よそみ余所見

余所見は、見たり聴いたりした事と、それについて考えた事などを書くウェブサイトと紙の雑誌です。

第1号(249版)
2017年10月19日 16時40分33秒 発行

連載記事 

掲載日:2011-10-13 01:06:36

【連載記事】四天王寺の大古本市(中島彩)

四天王寺の大古本市 中島彩

四天王寺の大古本市に行ってきました。

四天王寺は中学・高校時代に通っていた美術のアトリエの近くにあって、馴染みの場所だったのだけど、その頃は学校が終わると盲目的にアトリエに向かっていたので、古本市や骨董市で人がごった返していても、人が多くて通りづらいぐらいな気持ちで、足が出向くことはなかったのですが、随分たった今になって、ふと新聞欄に紹介されているのを見て、懐かしがてら見に行きました。

門をくぐると境内見渡す限りにテントが立ち並んでいて、その下にずらりと本棚。最初の印象は「茶色い」でした。
一冊一冊はいろんな色をしている本の背表紙が、並ぶとなんだか茶色の色面に見えます。
あまりに沢山のテントがあって、それぞれが異なる古本屋のブースとなっているのだけど、とりあえず全体を把握しようと一周します。

一周しながら、どんな本があるのかを見ていくのだけど、一冊一冊がどうしても目に入りません。
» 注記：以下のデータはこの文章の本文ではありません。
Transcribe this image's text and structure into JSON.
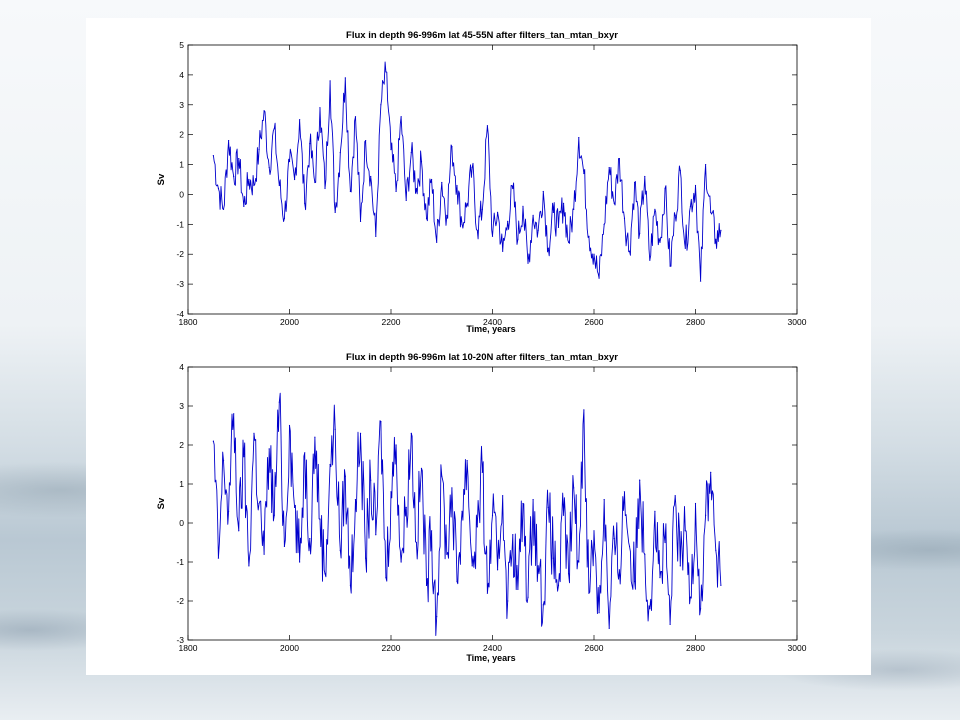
{
  "chart_data": [
    {
      "type": "line",
      "title": "Flux in depth 96-996m lat 45-55N after filters_tan_mtan_bxyr",
      "xlabel": "Time, years",
      "ylabel": "Sv",
      "xlim": [
        1800,
        3000
      ],
      "ylim": [
        -4,
        5
      ],
      "x_ticks": [
        "1800",
        "2000",
        "2200",
        "2400",
        "2600",
        "2800",
        "3000"
      ],
      "y_ticks": [
        "-4",
        "-3",
        "-2",
        "-1",
        "0",
        "1",
        "2",
        "3",
        "4",
        "5"
      ],
      "x_ticks_full": [
        "1800",
        "2000",
        "2200",
        "2400",
        "2600",
        "2800",
        "3000"
      ],
      "x_ticks_display": [
        "1800",
        "2000",
        "2200",
        "2400",
        "2600",
        "2800",
        "3000"
      ],
      "series_color": "#0000cc",
      "series": [
        {
          "x": [
            1850,
            1860,
            1870,
            1880,
            1890,
            1900,
            1910,
            1920,
            1930,
            1940,
            1950,
            1960,
            1970,
            1980,
            1990,
            2000,
            2010,
            2020,
            2030,
            2040,
            2050,
            2060,
            2070,
            2080,
            2090,
            2100,
            2110,
            2120,
            2130,
            2140,
            2150,
            2160,
            2170,
            2180,
            2190,
            2200,
            2210,
            2220,
            2230,
            2240,
            2250,
            2260,
            2270,
            2280,
            2290,
            2300,
            2310,
            2320,
            2330,
            2340,
            2350,
            2360,
            2370,
            2380,
            2390,
            2400,
            2410,
            2420,
            2430,
            2440,
            2450,
            2460,
            2470,
            2480,
            2490,
            2500,
            2510,
            2520,
            2530,
            2540,
            2550,
            2560,
            2570,
            2580,
            2590,
            2600,
            2610,
            2620,
            2630,
            2640,
            2650,
            2660,
            2670,
            2680,
            2690,
            2700,
            2710,
            2720,
            2730,
            2740,
            2750,
            2760,
            2770,
            2780,
            2790,
            2800,
            2810,
            2820,
            2830,
            2840,
            2850
          ],
          "y": [
            1.3,
            0.2,
            -0.5,
            1.8,
            0.6,
            1.2,
            -0.4,
            0.5,
            0.3,
            1.5,
            2.8,
            0.9,
            2.2,
            0.3,
            -0.8,
            1.1,
            0.5,
            2.5,
            -0.3,
            1.7,
            0.4,
            2.9,
            0.2,
            3.8,
            -0.6,
            1.4,
            3.9,
            0.1,
            2.6,
            -0.9,
            1.8,
            0.6,
            -1.4,
            3.0,
            4.1,
            1.5,
            0.1,
            2.6,
            -0.2,
            1.4,
            0.2,
            1.1,
            -0.8,
            0.5,
            -1.6,
            0.4,
            -0.7,
            1.6,
            0.3,
            -1.0,
            -0.3,
            0.9,
            -1.2,
            -0.5,
            2.3,
            -1.4,
            -0.6,
            -1.9,
            -0.9,
            0.2,
            -1.5,
            -0.4,
            -2.3,
            -0.7,
            -1.2,
            0.1,
            -1.8,
            -0.6,
            -1.1,
            -0.3,
            -1.6,
            -0.5,
            1.9,
            0.7,
            -1.4,
            -2.0,
            -2.8,
            -1.0,
            0.9,
            -0.3,
            1.2,
            -0.8,
            -1.9,
            0.4,
            -1.3,
            0.6,
            -2.2,
            -0.5,
            -1.6,
            0.2,
            -2.4,
            -0.7,
            0.8,
            -1.8,
            -0.4,
            0.3,
            -2.9,
            1.0,
            -0.6,
            -1.5,
            -1.2
          ]
        }
      ]
    },
    {
      "type": "line",
      "title": "Flux in depth 96-996m lat 10-20N after filters_tan_mtan_bxyr",
      "xlabel": "Time, years",
      "ylabel": "Sv",
      "xlim": [
        1800,
        3000
      ],
      "ylim": [
        -3,
        4
      ],
      "x_ticks": [
        "1800",
        "2000",
        "2200",
        "2400",
        "2600",
        "2800",
        "3000"
      ],
      "y_ticks": [
        "-3",
        "-2",
        "-1",
        "0",
        "1",
        "2",
        "3",
        "4"
      ],
      "series_color": "#0000cc",
      "series": [
        {
          "x": [
            1850,
            1860,
            1870,
            1880,
            1890,
            1900,
            1910,
            1920,
            1930,
            1940,
            1950,
            1960,
            1970,
            1980,
            1990,
            2000,
            2010,
            2020,
            2030,
            2040,
            2050,
            2060,
            2070,
            2080,
            2090,
            2100,
            2110,
            2120,
            2130,
            2140,
            2150,
            2160,
            2170,
            2180,
            2190,
            2200,
            2210,
            2220,
            2230,
            2240,
            2250,
            2260,
            2270,
            2280,
            2290,
            2300,
            2310,
            2320,
            2330,
            2340,
            2350,
            2360,
            2370,
            2380,
            2390,
            2400,
            2410,
            2420,
            2430,
            2440,
            2450,
            2460,
            2470,
            2480,
            2490,
            2500,
            2510,
            2520,
            2530,
            2540,
            2550,
            2560,
            2570,
            2580,
            2590,
            2600,
            2610,
            2620,
            2630,
            2640,
            2650,
            2660,
            2670,
            2680,
            2690,
            2700,
            2710,
            2720,
            2730,
            2740,
            2750,
            2760,
            2770,
            2780,
            2790,
            2800,
            2810,
            2820,
            2830,
            2840,
            2850
          ],
          "y": [
            2.1,
            -0.9,
            1.6,
            0.3,
            2.8,
            -0.2,
            1.7,
            -1.1,
            2.3,
            0.5,
            -0.8,
            1.9,
            0.2,
            3.1,
            -0.6,
            2.5,
            0.4,
            -1.0,
            1.8,
            -0.4,
            2.2,
            0.1,
            -1.3,
            1.5,
            2.4,
            -0.7,
            1.2,
            -1.6,
            0.6,
            2.3,
            -0.9,
            1.1,
            -0.3,
            2.6,
            -1.4,
            0.8,
            2.0,
            -1.0,
            0.4,
            2.3,
            -0.5,
            1.4,
            -1.6,
            -0.2,
            -2.4,
            1.2,
            -0.8,
            0.9,
            -1.5,
            0.3,
            1.6,
            -1.1,
            -0.1,
            1.3,
            -1.8,
            0.2,
            -1.2,
            0.7,
            -2.0,
            -0.3,
            -1.7,
            0.5,
            -1.9,
            0.6,
            -1.1,
            -2.1,
            0.4,
            -0.9,
            -1.6,
            0.2,
            -1.3,
            0.9,
            -1.0,
            2.9,
            -1.8,
            -0.2,
            -2.3,
            0.6,
            -2.7,
            -0.4,
            -1.2,
            0.8,
            -0.6,
            -1.5,
            1.1,
            -0.8,
            -2.2,
            0.3,
            -1.4,
            -0.5,
            -2.6,
            0.7,
            -1.1,
            -0.2,
            -1.9,
            0.5,
            -2.2,
            0.2,
            1.3,
            -0.7,
            -1.6
          ]
        }
      ]
    }
  ]
}
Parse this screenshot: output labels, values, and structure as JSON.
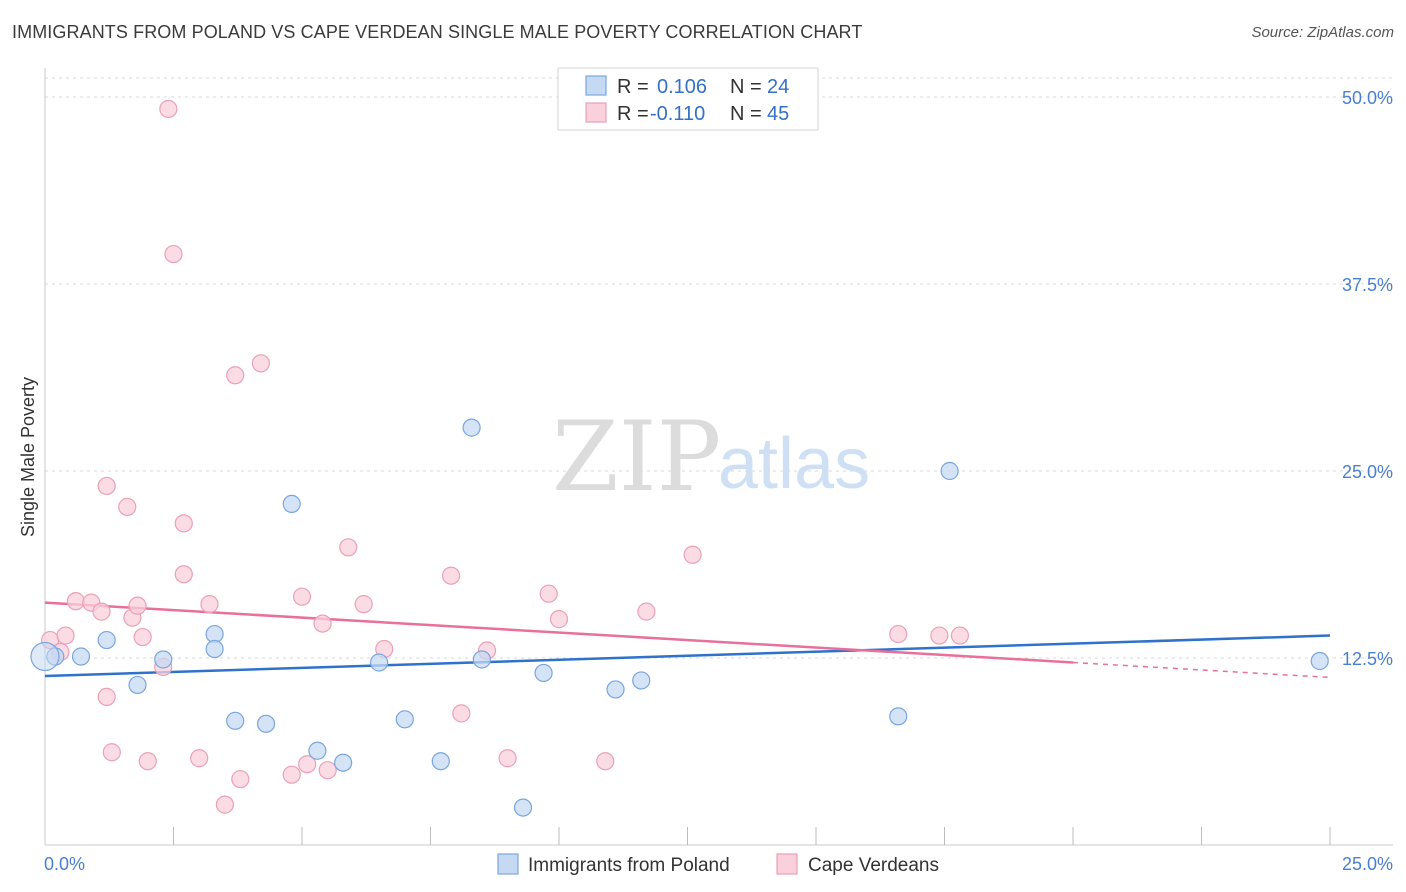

群れにしか見えないというか、タイトルが読めないというか。
もちろん字は読めるのだけれど、普段本屋や図書館で目にする本はジャンルや著者別で別れているので、ある程度どういうものかが想像できて、その中でのタイトルを見て、一冊の本として対面することができます。
けれど、古本市では隣り合った本がまったく別のジャンルのものだったり、棚の括りが値段や本の大きさ・形だったりするので、一冊の本がまったく文脈のない状況で置かれているみたいです。


少しウロウロして、やっと目に入ったのが「暮らしの手帖」の山積みで、今までに何冊か読んだこともあり、見たこともあり、魅かれてもいるので、「暮らしの手帖が沢山置いてある」と認識することができました。
それがきっかけになって、「茶色い色面」だったのが、少しずつほどけてきて、絵本のかたまり、雑誌のかたまり、文庫本のかたまり、雑誌のかたまり、と、もうちょっと群れで見るようになりました。
今度はそれが「雑誌のかたまり」が多いのはこのテント、「図鑑のかたまり」が多いのはこのテント、とテント=古本屋としてみれるようになってきて、この古本屋は何々系の本が充実してるとか、古本屋毎の特色が見えるようになってきて、その古本屋の特色が本屋や図書館のジャンル分けされた棚の役割を果たしてることに気づきました。
ないように思った文脈も、その古本屋での文脈というのがあるみたいです。

といっても、圧倒的多数の本の並びは今まで知っている本棚の文脈と違っていて、まったく本が見れません。

それに、読みたかった本を見つけても、もしかしたら他のテントにもっと安くあるかもなんて思ったりして、買うことがためらわれてしまいます。
魅かれる本があっても、もっといい本があるのではと思えたり。
そこは大きすぎる森で、大きすぎて木が見えなかったり、どれも同じような木に見えたりする、そこで迷子になった、そんな気持ちになりました。

けれども、本を買っている人はもちろんいて、その人たちには本として見えているわけです。
その人たちはパッと見で木の品種を見分けられるに違いない。
それには、今まで沢山の木を見てきたのに違いない。

私は本が好きなつもりだったけれど、きっとある程度興味ある本棚にしか行っておらず、その中からしか本を選んでこなかったんでしょう。

もちろん、大古本市という広大な森からいつも見ているような本なら見分けることはできるけれど、せっかくジャンルが解体されて隣には普段目にしない本がある状態なのに、いつもと同じものをてにとるのもちょっとなあ。けれど、かといって買ったはいいが読まなくては元も子もないし。

結局私は何も手に取らず、本の中をさまよって歩いて帰ってきただけでした。

あらためて、本に出会うには本棚、あるいは本の並びが重要なんだと思いました。
図書館。個人経営の本屋。チェーン店の本屋。古書店の本棚。キオスクの本棚。ブックオフの本棚。セレクトショップの本棚。
amazonの本の並び。
なかでもやはり古本屋は、売る人間がいないと成立しないわけで、古本屋の店主の思惑がそのまま反映はしないわけです。
それが一堂に会した大古本市…。

いつか、大古本市でいい買い物をしたと言えるような日が来ればいいなと思いました。